ACS’s Kenneth G Hancock 2011 student awards in Green Chemistry

11:46 AM, 30th June 2011
ACS’s Kenneth G Hancock 2011 student awards in Green Chemistry
Green Future: ACS's Jackson (far left) and Jacobs (far right) congratulate Hancock award winners Jadhav (left) and Cong (right).

The ACS Division of Environmental Chemistry presented the Kenneth G Hancock Memorial Student Awards 2011 in Green Chemistry. It was also sponsored by the National Institute of Standards & Technology. 

WASHINGTON DC, US: The 2011 Kenneth G. Hancock Memorial Student Awards in Green Chemistry, sponsored by the ACS Division of Environmental Chemistry and the National Institute of Standards & Technology, were presented at a ceremony on June 20th in Washington DC. This year’s recipients are Swapnil R Jadhav, a graduate student in associate chemistry professor George John’s group at the City College of New York and Huan Cong, a graduate student in chemistry professor John A Porco Jr’s group at Boston University.

Each award includes $1,000 and a certificate. The awards are named in honour of Hancock, an early leader in the field of green chemistry who died unexpectedly in 1993 during his tenure as Director of the National Science Foundation’s Chemistry Division. Madeleine Jacobs, Executive Director and CEO, ACS presented the awards to Jadhav and Cong.

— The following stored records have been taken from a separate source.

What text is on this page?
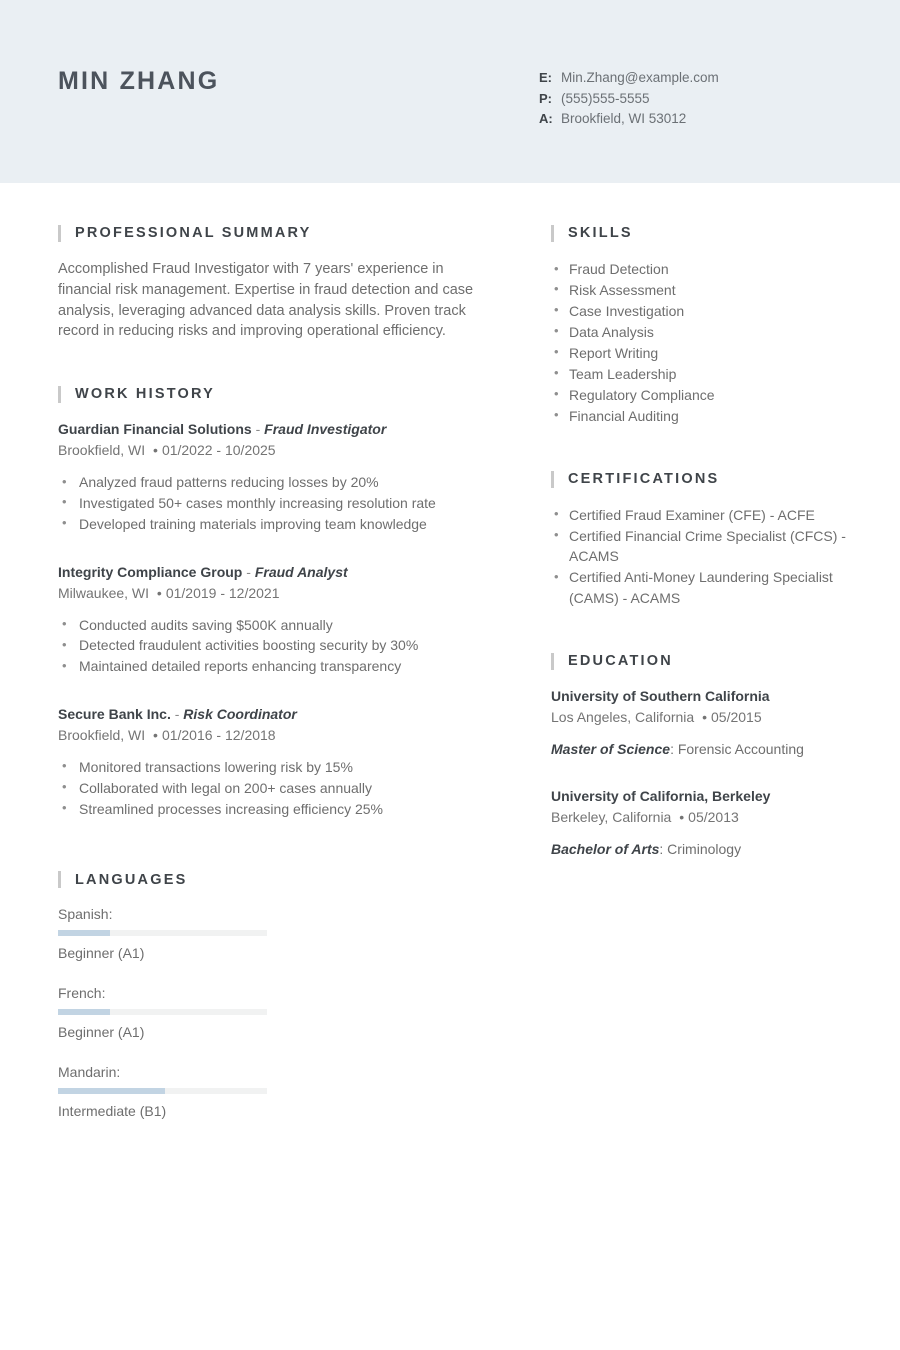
MIN ZHANG	E: Min.Zhang@example.com
P: (555)555-5555
A: Brookfield, WI 53012
PROFESSIONAL SUMMARY

Accomplished Fraud Investigator with 7 years' experience in financial risk management. Expertise in fraud detection and case analysis, leveraging advanced data analysis skills. Proven track record in reducing risks and improving operational efficiency.

WORK HISTORY

Guardian Financial Solutions - Fraud Investigator

Brookfield, WI • 01/2022 - 10/2025

• Analyzed fraud patterns reducing losses by 20%
• Investigated 50+ cases monthly increasing resolution rate
• Developed training materials improving team knowledge

Integrity Compliance Group - Fraud Analyst

Milwaukee, WI • 01/2019 - 12/2021

• Conducted audits saving $500K annually
• Detected fraudulent activities boosting security by 30%
• Maintained detailed reports enhancing transparency

Secure Bank Inc. - Risk Coordinator

Brookfield, WI • 01/2016 - 12/2018

• Monitored transactions lowering risk by 15%
• Collaborated with legal on 200+ cases annually
• Streamlined processes increasing efficiency 25%
LANGUAGES

Spanish:

Beginner (A1)

French:

Beginner (A1)

Mandarin:

Intermediate (B1)

SKILLS
• Fraud Detection
• Risk Assessment
• Case Investigation
• Data Analysis
• Report Writing
• Team Leadership
• Regulatory Compliance
• Financial Auditing
CERTIFICATIONS
• Certified Fraud Examiner (CFE) - ACFE
• Certified Financial Crime Specialist (CFCS) - ACAMS
• Certified Anti-Money Laundering Specialist (CAMS) - ACAMS
EDUCATION

University of Southern California

Los Angeles, California • 05/2015

Master of Science: Forensic Accounting

University of California, Berkeley

Berkeley, California • 05/2013

Bachelor of Arts: Criminology
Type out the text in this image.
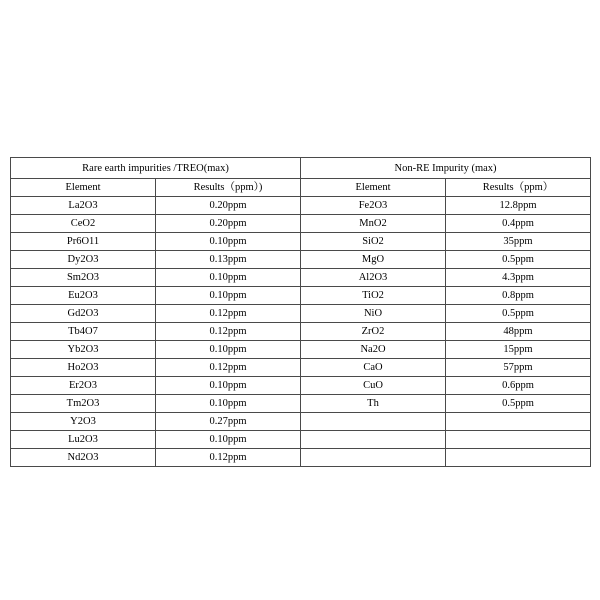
Rare earth impurities /TREO(max)		Non-RE Impurity (max)	
Element	Results（ppm）)	Element	Results（ppm）
La2O3	0.20ppm	Fe2O3	12.8ppm
CeO2	0.20ppm	MnO2	0.4ppm
Pr6O11	0.10ppm	SiO2	35ppm
Dy2O3	0.13ppm	MgO	0.5ppm
Sm2O3	0.10ppm	Al2O3	4.3ppm
Eu2O3	0.10ppm	TiO2	0.8ppm
Gd2O3	0.12ppm	NiO	0.5ppm
Tb4O7	0.12ppm	ZrO2	48ppm
Yb2O3	0.10ppm	Na2O	15ppm
Ho2O3	0.12ppm	CaO	57ppm
Er2O3	0.10ppm	CuO	0.6ppm
Tm2O3	0.10ppm	Th	0.5ppm
Y2O3	0.27ppm		
Lu2O3	0.10ppm		
Nd2O3	0.12ppm		
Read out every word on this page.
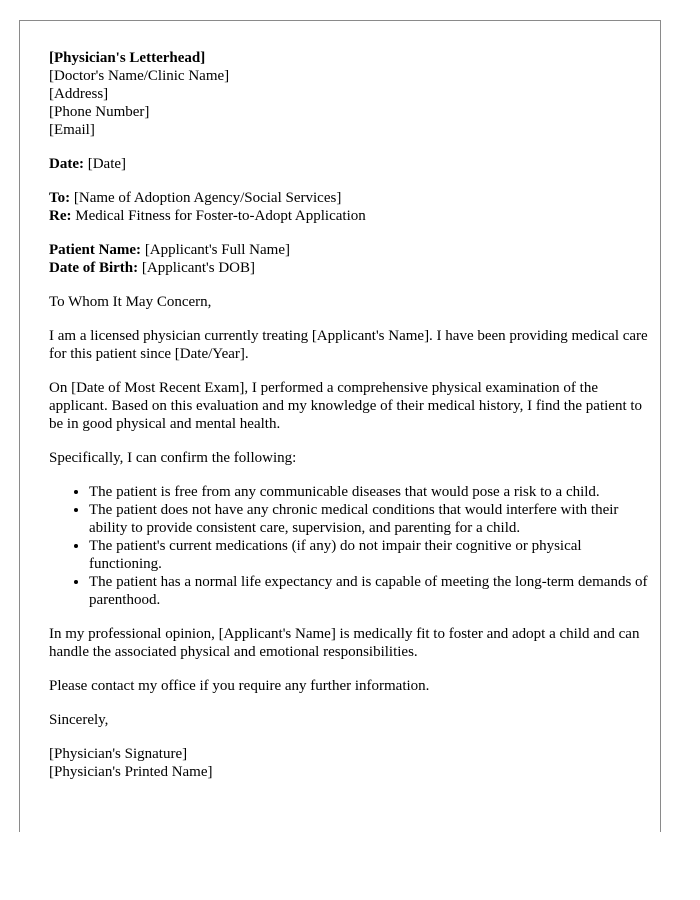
[Physician's Letterhead]
[Doctor's Name/Clinic Name]
[Address]
[Phone Number]
[Email]

Date: [Date]

To: [Name of Adoption Agency/Social Services]
Re: Medical Fitness for Foster-to-Adopt Application

Patient Name: [Applicant's Full Name]
Date of Birth: [Applicant's DOB]

To Whom It May Concern,

I am a licensed physician currently treating [Applicant's Name]. I have been providing medical care for this patient since [Date/Year].

On [Date of Most Recent Exam], I performed a comprehensive physical examination of the applicant. Based on this evaluation and my knowledge of their medical history, I find the patient to be in good physical and mental health.

Specifically, I can confirm the following:

• The patient is free from any communicable diseases that would pose a risk to a child.
• The patient does not have any chronic medical conditions that would interfere with their ability to provide consistent care, supervision, and parenting for a child.
• The patient's current medications (if any) do not impair their cognitive or physical functioning.
• The patient has a normal life expectancy and is capable of meeting the long-term demands of parenthood.

In my professional opinion, [Applicant's Name] is medically fit to foster and adopt a child and can handle the associated physical and emotional responsibilities.

Please contact my office if you require any further information.

Sincerely,

[Physician's Signature]
[Physician's Printed Name]
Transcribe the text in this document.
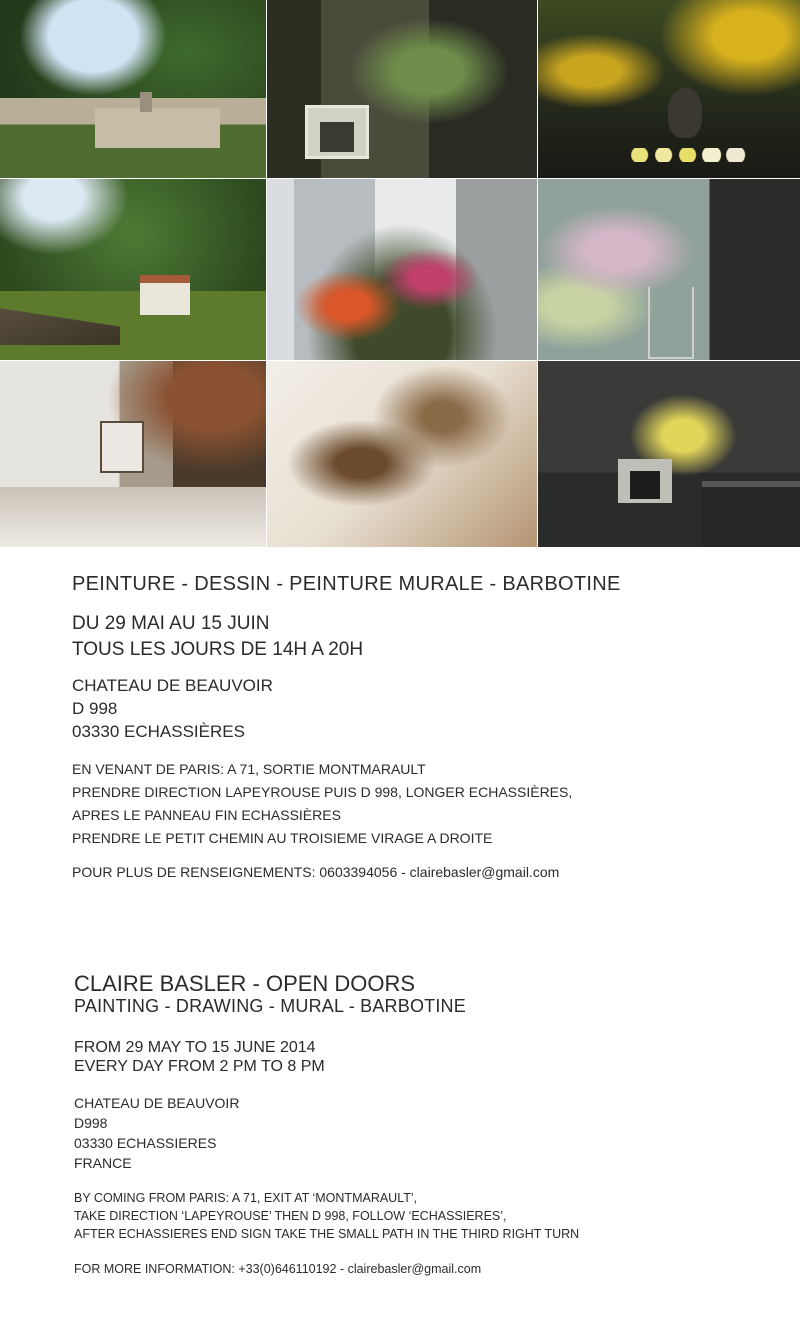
PEINTURE - DESSIN - PEINTURE MURALE - BARBOTINE
DU 29 MAI AU 15 JUIN
TOUS LES JOURS DE 14H A 20H
CHATEAU DE BEAUVOIR
D 998
03330 ECHASSIÈRES
EN VENANT DE PARIS: A 71, SORTIE MONTMARAULT
PRENDRE DIRECTION LAPEYROUSE PUIS D 998, LONGER ECHASSIÈRES,
APRES LE PANNEAU FIN ECHASSIÈRES
PRENDRE LE PETIT CHEMIN AU TROISIEME VIRAGE A DROITE
POUR PLUS DE RENSEIGNEMENTS: 0603394056 - clairebasler@gmail.com
CLAIRE BASLER - OPEN DOORS
PAINTING - DRAWING - MURAL - BARBOTINE
FROM 29 MAY TO 15 JUNE 2014
EVERY DAY FROM 2 PM TO 8 PM
CHATEAU DE BEAUVOIR
D998
03330 ECHASSIERES
FRANCE
BY COMING FROM PARIS: A 71, EXIT AT ‘MONTMARAULT’,
TAKE DIRECTION ‘LAPEYROUSE’ THEN D 998, FOLLOW ‘ECHASSIERES’,
AFTER ECHASSIERES END SIGN TAKE THE SMALL PATH IN THE THIRD RIGHT TURN
FOR MORE INFORMATION: +33(0)646110192 - clairebasler@gmail.com
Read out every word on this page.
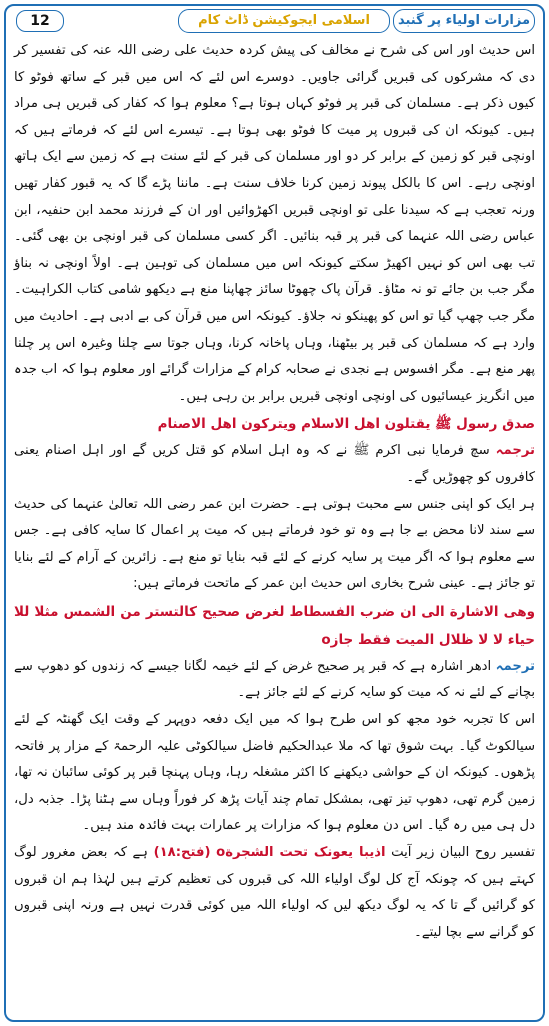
12	اسلامی ایجوکیشن ڈاٹ کام	مزارات اولیاء پر گنبد

اس حدیث اور اس کی شرح نے مخالف کی پیش کردہ حدیث علی رضی اللہ عنہ کی تفسیر کر دی کہ مشرکوں کی قبریں گرائی جاویں۔ دوسرے اس لئے کہ اس میں قبر کے ساتھ فوٹو کا کیوں ذکر ہے۔ مسلمان کی قبر پر فوٹو کہاں ہوتا ہے؟ معلوم ہوا کہ کفار کی قبریں ہی مراد ہیں۔ کیونکہ ان کی قبروں پر میت کا فوٹو بھی ہوتا ہے۔ تیسرے اس لئے کہ فرماتے ہیں کہ اونچی قبر کو زمین کے برابر کر دو اور مسلمان کی قبر کے لئے سنت ہے کہ زمین سے ایک ہاتھ اونچی رہے۔ اس کا بالکل پیوند زمین کرنا خلاف سنت ہے۔ ماننا پڑے گا کہ یہ قبور کفار تھیں ورنہ تعجب ہے کہ سیدنا علی تو اونچی قبریں اکھڑوائیں اور ان کے فرزند محمد ابن حنفیہ، ابن عباس رضی اللہ عنہما کی قبر پر قبہ بنائیں۔ اگر کسی مسلمان کی قبر اونچی بن بھی گئی۔ تب بھی اس کو نہیں اکھیڑ سکتے کیونکہ اس میں مسلمان کی توہین ہے۔ اولاً اونچی نہ بناؤ مگر جب بن جائے تو نہ مٹاؤ۔ قرآن پاک چھوٹا سائز چھاپنا منع ہے دیکھو شامی کتاب الکراہیت۔ مگر جب چھپ گیا تو اس کو پھینکو نہ جلاؤ۔ کیونکہ اس میں قرآن کی بے ادبی ہے۔ احادیث میں وارد ہے کہ مسلمان کی قبر پر بیٹھنا، وہاں پاخانہ کرنا، وہاں جوتا سے چلنا وغیرہ اس پر چلنا پھر منع ہے۔ مگر افسوس ہے نجدی نے صحابہ کرام کے مزارات گرائے اور معلوم ہوا کہ اب جدہ میں انگریز عیسائیوں کی اونچی اونچی قبریں برابر بن رہی ہیں۔

صدق رسول ﷺ یقتلون اهل الاسلام ویترکون اهل الاصنام

ترجمہ سچ فرمایا نبی اکرم ﷺ نے کہ وہ اہل اسلام کو قتل کریں گے اور اہل اصنام یعنی کافروں کو چھوڑیں گے۔

ہر ایک کو اپنی جنس سے محبت ہوتی ہے۔ حضرت ابن عمر رضی اللہ تعالیٰ عنہما کی حدیث سے سند لانا محض بے جا ہے وہ تو خود فرماتے ہیں کہ میت پر اعمال کا سایہ کافی ہے۔ جس سے معلوم ہوا کہ اگر میت پر سایہ کرنے کے لئے قبہ بنایا تو منع ہے۔ زائرین کے آرام کے لئے بنایا تو جائز ہے۔ عینی شرح بخاری اس حدیث ابن عمر کے ماتحت فرماتے ہیں:

وهی الاشارة الی ان ضرب الفسطاط لغرض صحیح کالتستر من الشمس مثلا للا حیاء لا لا ظلال المیت فقط جازo

ترجمہ ادھر اشارہ ہے کہ قبر پر صحیح غرض کے لئے خیمہ لگانا جیسے کہ زندوں کو دھوپ سے بچانے کے لئے نہ کہ میت کو سایہ کرنے کے لئے جائز ہے۔

اس کا تجربہ خود مجھ کو اس طرح ہوا کہ میں ایک دفعہ دوپہر کے وقت ایک گھنٹہ کے لئے سیالکوٹ گیا۔ بہت شوق تھا کہ ملا عبدالحکیم فاضل سیالکوٹی علیہ الرحمۃ کے مزار پر فاتحہ پڑھوں۔ کیونکہ ان کے حواشی دیکھنے کا اکثر مشغلہ رہا، وہاں پہنچا قبر پر کوئی سائبان نہ تھا، زمین گرم تھی، دھوپ تیز تھی، بمشکل تمام چند آیات پڑھ کر فوراً وہاں سے ہٹنا پڑا۔ جذبہ دل، دل ہی میں رہ گیا۔ اس دن معلوم ہوا کہ مزارات پر عمارات بہت فائدہ مند ہیں۔

تفسیر روح البیان زیر آیت اذیبا یعونک تحت الشجرةo (فتح:۱۸) ہے کہ بعض مغرور لوگ کہتے ہیں کہ چونکہ آج کل لوگ اولیاء اللہ کی قبروں کی تعظیم کرتے ہیں لہٰذا ہم ان قبروں کو گرائیں گے تا کہ یہ لوگ دیکھ لیں کہ اولیاء اللہ میں کوئی قدرت نہیں ہے ورنہ اپنی قبروں کو گرانے سے بچا لیتے۔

Jadhav was lauded for his discovery that sugars such as mannitol, sorbitol and xylitol, when enzymatically coupled to fatty acid chains, form molecules that can serve as amphiphiles to make molecular gels, a kind of functional soft material with a diverse range of applications (C&EN, July 26, 2010, page 8). Jadhav’s research demonstrates that these nontoxic, biobased molecular gels are efficient for oil-spill recovery, controlled-release biopesticides and more, said Jacobs.

Cong was singled out for his research using silica-supported silver nanoparticles as a green catalyst. Not only is this catalyst easy to use and manufacture, it has high activity and a relatively low level of toxicity, all while being inexpensive. Cong discovered that the catalyst can be used in efficient Diels-Alder cycloadditions to synthesize the core structure shared by more than 50 biologically active natural products, many of which show promising anticancer, anti-HIV, and anti-inflammatory activity (C&EN, May 17, 2010, page 29).